Relman had several predictions which can be used by clinical laboratory administrators and pathologists to anticipate developments in the field of clinical microbiology. In the NEJM story, Relman wrote that, “Genome sequencing of a microbe or virus will soon be easier than characterization of its growth-based behavior in the laboratory. In the next three to five years, direct shotgun sequencing of the DNA and RNA in a clinical sample may become a routine matter.”
This is a picture of cholera bacteria. Rapid gene sequencing and whole genome sequencing technologies are giving microbiologists new tools to quickly identify microbes and other infectious disease agents. Experts predict that gene sequencing is on a fast track to move from research settings into clinical laboratories. (Photo by the National Institutes of Health.)
Relman went on to write that, “The power of full-genome sequencing to discriminate between closely related strains and track real-time evolution of disease-associated clonal isolates offers the possibility of tracing person-to-person transmission and identifying point sources of outbreaks.”
This is a role that clinical laboratories can perform. In fact, Relman gave an example of this type of clinical diagnostic application. He stated that, “Using this approach, investigators established a previously unrecognized link among five patients with the same clonal strain of methicillin-resistant Staphylococcus aureus from a hospital in Thailand.”
Many pathologists recall recent events in Haiti. After a half century without a case of cholera in Haiti, in the months following the 2010 earthquake, there was a major cholera outbreak. Gene sequencing of the cholera strain was used to determine that the source of the outbreak was nearly identical to strains circulating in South Asia. Eventually, that cholera outbreak was traced back to United Nations peacekeepers from Nepal. Contamination by fecal matter from their camp infected local water sources. Since then, approximately 520,000 cholera cases have been reported in Haiti, along with about 7,000 deaths attributed to the disease.
Cheaper, Faster, More Accurate Gene Sequencing Can Change Microbiology
These are examples that show how cheaper, faster, and more accurate gene sequencing technologies are poised to transform clinical microbiology. That’s the opinion of Matthew K. Waldor, M.D., Ph.D., of Harvard Medical School. In The New York Times story, he stated that this new technology “is changing all aspects of microbiology. It’s just transformative.”
It was Waldor, in a collaboration with James M. Musser, M.D., Ph.D., Chairman of Pathology and Genomic Medicine at the Methodist Hospital System, who used rapid gene sequencing to investigate the source of the cholera outbreak in Haiti.

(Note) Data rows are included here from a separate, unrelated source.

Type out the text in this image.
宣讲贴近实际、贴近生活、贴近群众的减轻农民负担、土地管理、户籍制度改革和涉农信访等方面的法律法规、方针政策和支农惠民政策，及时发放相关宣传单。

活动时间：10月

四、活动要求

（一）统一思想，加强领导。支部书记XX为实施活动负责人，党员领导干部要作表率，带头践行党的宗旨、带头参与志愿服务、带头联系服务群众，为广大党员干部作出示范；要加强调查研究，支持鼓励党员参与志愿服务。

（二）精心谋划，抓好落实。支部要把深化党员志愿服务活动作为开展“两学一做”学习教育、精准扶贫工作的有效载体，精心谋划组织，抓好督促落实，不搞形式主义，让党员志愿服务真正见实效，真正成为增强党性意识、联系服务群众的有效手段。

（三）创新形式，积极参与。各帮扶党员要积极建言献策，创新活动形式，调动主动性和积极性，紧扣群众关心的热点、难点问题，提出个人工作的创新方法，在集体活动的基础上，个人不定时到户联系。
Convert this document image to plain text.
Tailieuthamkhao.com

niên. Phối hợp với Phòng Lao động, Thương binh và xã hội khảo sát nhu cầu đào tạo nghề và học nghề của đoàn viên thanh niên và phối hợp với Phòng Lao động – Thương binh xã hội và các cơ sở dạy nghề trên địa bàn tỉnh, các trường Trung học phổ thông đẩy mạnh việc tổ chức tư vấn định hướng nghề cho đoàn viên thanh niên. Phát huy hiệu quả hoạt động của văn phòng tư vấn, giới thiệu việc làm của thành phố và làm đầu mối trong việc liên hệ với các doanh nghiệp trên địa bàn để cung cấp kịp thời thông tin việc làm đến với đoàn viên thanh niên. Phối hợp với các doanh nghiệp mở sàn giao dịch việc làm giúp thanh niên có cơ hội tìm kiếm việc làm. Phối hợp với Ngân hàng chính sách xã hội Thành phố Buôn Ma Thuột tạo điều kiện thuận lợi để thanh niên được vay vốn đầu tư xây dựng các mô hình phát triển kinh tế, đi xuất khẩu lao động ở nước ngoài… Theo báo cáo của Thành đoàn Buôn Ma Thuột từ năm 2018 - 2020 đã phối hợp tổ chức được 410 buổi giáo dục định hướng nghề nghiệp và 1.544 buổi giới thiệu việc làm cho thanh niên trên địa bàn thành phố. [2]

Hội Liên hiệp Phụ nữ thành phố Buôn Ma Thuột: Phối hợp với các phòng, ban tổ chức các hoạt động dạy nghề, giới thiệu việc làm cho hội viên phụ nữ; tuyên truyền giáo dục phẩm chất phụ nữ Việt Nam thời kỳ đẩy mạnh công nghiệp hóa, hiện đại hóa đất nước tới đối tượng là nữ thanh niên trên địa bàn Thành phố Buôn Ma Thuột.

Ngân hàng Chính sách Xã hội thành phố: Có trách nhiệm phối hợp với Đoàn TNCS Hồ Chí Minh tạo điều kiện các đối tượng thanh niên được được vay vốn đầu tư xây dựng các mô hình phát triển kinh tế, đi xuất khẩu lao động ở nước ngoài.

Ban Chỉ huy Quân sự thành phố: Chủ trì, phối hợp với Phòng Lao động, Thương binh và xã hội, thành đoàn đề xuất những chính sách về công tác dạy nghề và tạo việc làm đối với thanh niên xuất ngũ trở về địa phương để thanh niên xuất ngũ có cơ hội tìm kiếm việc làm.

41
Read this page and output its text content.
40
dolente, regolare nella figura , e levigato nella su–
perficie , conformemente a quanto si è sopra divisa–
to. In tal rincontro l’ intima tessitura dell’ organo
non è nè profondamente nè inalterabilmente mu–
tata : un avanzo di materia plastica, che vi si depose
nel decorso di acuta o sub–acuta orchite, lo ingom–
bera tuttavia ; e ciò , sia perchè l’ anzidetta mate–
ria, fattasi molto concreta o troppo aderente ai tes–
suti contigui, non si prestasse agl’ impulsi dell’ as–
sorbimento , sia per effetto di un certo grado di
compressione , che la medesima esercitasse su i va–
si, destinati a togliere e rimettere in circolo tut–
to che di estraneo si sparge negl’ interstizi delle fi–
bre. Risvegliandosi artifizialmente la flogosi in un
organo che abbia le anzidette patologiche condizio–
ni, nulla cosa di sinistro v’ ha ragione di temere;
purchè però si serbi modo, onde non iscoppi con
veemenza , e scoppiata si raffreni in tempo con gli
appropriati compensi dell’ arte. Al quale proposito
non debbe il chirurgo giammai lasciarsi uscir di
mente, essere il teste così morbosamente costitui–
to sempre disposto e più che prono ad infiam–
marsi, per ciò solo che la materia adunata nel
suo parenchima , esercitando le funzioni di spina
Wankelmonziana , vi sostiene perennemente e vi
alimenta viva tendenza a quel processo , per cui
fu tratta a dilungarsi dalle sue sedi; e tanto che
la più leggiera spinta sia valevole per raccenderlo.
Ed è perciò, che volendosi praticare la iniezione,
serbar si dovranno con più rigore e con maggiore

Another one of Drs. Waldor and Musser’s contemporaries is Eric Schadt, Ph.D., Chairman of Genetics at Mount Sinai School of Medicine in New York City, and the Chief Scientific Officer at Pacific Biosciences. Schadt is engrossed with making disease “weather maps.” Developed from swabs and samples from public venues such as surfaces in subways and hospitals, as well as from fecal samples in sewage treatment plants, disease weather maps would provide real-time tracking of what bacteria and viruses are present in a particular area and how prevalent they are.
Through genetic testing of sewage, for example, Schadt was able to determine what disease-causing microbes were present from a particular population. “This is like public health epidemiology,” Schadt told The New York Times. “We could start assessing the dietary composition of a region and correlate it with health.”
Collectively, the examples provided in this Dark Daily e-briefing show how quickly microbiologists, infectious disease doctors, and pathologists are applying rapid gene sequencing and whole gene sequencing to a wide range of research and clinical purposes. Pathologists and clinical laboratory executives will recognize that, at this stage in the technology development of these tools, it is not a matter of when, but how fast they will find a place in microbiology and clinical laboratory testing.